Um objeto identificado em agosto de 2025 e batizado de 2025 PN7 chamou atenção por orbitar o Sol em uma trajetória muito parecida com a da Terra, comportamento que o coloca na categoria de quase-satélite, ou “mini lua” temporária. Mas uma nova análise assinada por Adam Hibberd e Avi Loeb sugere que ele pode não ser natural: o corpo pode ser a sonda soviética Zond 1 ou o estágio superior do foguete que a lançou rumo a Vênus em 2 de abril de 1964.
A hipótese chama atenção porque conecta um objeto recém-descoberto à fase mais intensa da corrida espacial. Segundo o estudo, a órbita do 2025 PN7 tem coincidências específicas com a trajetória esperada de uma missão que falhou antes de chegar a Vênus. Já a NASA registra a Zond 1 como uma missão soviética lançada em 1964 para o planeta vizinho e classificada como falha.
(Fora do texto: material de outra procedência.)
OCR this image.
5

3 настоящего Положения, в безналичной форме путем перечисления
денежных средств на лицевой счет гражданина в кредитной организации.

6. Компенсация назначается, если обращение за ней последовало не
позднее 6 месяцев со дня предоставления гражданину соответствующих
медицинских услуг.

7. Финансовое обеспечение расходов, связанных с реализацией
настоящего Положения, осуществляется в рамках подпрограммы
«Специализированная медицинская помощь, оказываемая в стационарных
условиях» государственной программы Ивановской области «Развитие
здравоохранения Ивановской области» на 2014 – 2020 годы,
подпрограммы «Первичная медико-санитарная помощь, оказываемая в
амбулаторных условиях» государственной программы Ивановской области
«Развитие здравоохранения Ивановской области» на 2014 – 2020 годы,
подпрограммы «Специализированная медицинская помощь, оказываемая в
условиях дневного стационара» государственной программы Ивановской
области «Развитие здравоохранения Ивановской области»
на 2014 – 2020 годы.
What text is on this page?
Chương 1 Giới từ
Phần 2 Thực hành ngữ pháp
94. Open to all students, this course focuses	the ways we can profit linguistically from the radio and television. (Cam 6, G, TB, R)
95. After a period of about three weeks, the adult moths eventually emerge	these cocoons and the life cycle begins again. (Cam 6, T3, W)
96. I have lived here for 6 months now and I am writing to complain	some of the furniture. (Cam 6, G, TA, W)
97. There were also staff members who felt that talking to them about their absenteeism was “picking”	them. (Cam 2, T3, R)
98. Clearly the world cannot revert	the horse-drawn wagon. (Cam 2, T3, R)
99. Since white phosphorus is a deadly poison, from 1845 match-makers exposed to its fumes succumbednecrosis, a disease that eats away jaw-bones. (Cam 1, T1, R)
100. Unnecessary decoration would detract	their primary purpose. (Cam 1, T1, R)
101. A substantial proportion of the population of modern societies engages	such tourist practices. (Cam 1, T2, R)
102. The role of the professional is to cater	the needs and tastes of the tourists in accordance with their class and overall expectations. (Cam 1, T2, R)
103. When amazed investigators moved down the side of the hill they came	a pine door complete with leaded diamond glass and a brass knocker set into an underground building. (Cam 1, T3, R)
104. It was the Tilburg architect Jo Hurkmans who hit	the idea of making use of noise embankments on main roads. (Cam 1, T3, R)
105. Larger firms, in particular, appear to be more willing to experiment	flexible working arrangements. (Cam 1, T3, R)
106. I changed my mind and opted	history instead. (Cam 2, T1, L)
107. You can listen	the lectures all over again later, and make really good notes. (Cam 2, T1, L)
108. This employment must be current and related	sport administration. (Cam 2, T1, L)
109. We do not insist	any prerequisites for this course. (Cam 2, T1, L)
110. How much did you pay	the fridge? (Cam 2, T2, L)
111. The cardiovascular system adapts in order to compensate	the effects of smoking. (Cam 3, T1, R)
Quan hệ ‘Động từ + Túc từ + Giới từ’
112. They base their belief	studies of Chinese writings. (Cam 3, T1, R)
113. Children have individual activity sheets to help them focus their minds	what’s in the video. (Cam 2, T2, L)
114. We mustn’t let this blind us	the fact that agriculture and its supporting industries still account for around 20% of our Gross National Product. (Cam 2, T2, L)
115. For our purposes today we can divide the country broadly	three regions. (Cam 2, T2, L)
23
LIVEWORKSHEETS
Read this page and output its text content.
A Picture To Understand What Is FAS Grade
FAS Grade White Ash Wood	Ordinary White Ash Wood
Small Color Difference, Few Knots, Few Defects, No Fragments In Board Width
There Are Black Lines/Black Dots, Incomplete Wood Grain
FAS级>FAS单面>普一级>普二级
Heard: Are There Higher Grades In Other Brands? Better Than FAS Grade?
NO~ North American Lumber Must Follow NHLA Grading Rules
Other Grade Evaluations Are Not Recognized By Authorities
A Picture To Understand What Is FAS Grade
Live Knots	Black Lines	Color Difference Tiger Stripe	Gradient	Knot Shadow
O ponto central é que a ideia ainda não está confirmada. O próprio trabalho trata a ligação entre o objeto e a Zond 1 como uma hipótese forte, mas ainda dependente de observações adicionais. Ou seja, o 2025 PN7 pode ser uma relíquia tecnológica da Guerra Fria, mas também pode continuar sendo apenas um pequeno corpo natural em órbita próxima à da Terra.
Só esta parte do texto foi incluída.